On a parlé cette année-ci de bouillies au saccharate de cuivre, afin de rendre une partie du cuivre de la bouillie immédiatement soluble et par conséquent utilisable contre le mildiou, car on reproche à la bouillie qui ne contient plus de sulfate de cuivre non décomposé de n'agir que fort lentement. Pour satisfaire les personnes qui seraient tentées d'essayer de mettre du sucre dans leur bouillie, je me permettrai cette petite remarque :

 

Le sucre n'attaque le carbonate de cuivre de la bouillie que dans un liquide franchement basique. Mon procédé pour reconnaître quand la chaux a exactement saturé l'acide du sulfate est donc fort utile, car, s'il reste du sulfate non dissous, le sucre y sera ajouté en pure perte. Voici la petite expérience bien simple qui en convaincra quiconque voudra contrôler mon assertion. Au cours de la fabrication de la bouillie, prélevez deux demi-verres du mélange. Dans l'un on laisse le sulfate de cuivre en léger excès, dans l'autre on ajoute un excès de chaux. Une fois l'opération faite, laites fondre, en remuant, un morceau de sucre dans chaque verre et laissez le dépôt se faire. Dans le verre ou le sulfate de cuivre est en excès, il teinte à peine l'eau qui surnage et la poudre du fond est franchement bleue. Dans l'autre verre, le dépôt est franchement du plâtre ou de la chaux, et le liquide est d'un beau bleu, et contient tout le saccharate de cuivre formé;

 

Si vous croyez que ma lettre puisse avoir l'intérêt que je lui suppose, faites en l'usage que bon vous semblera.

 

Veuillez agréer, etc…

 

G. de St Genest.

 

N. B. - J'avais beaucoup de charançons vert foncé dans mes vignes, il y a, quatre ou cinq jours.
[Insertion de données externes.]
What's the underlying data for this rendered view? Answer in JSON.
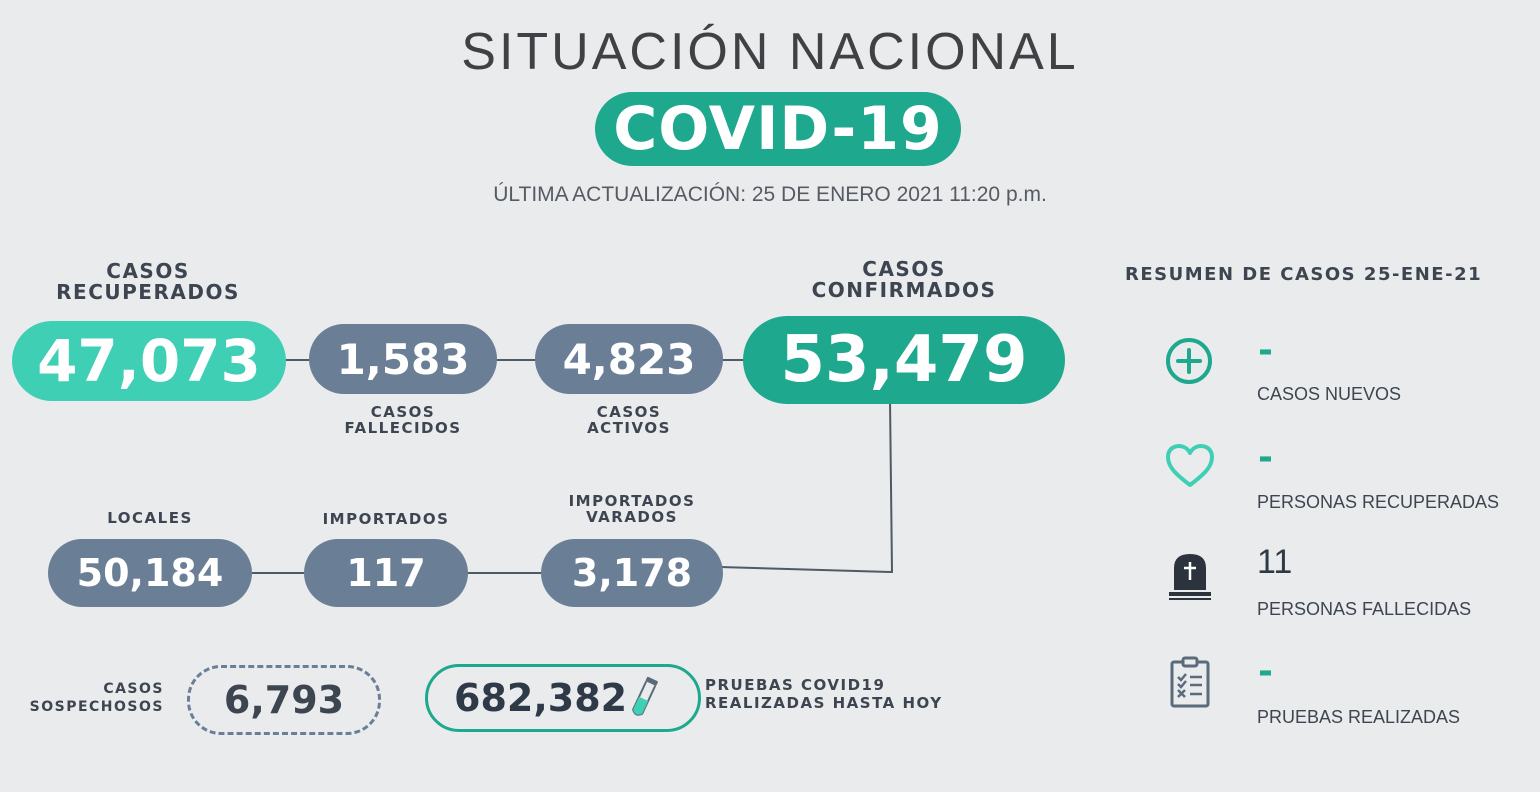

A la suite du premier sulfatage, je n'en vois plus trace. Ont-ils déjà fait leur ponte et sont-ils morts naturellement ou le sulfatage les a-t-il éloignés ?

Je ne saurais le dire. Dans tous les cas, les altises, que je n'avais pas constatées, commencent à paraître nombreuses et les petits escargots aussi, malgré un sulfatage des plus énergiques.

 

Mas des Saules, commune de Fourques (Gard), ce 7 mai 1890.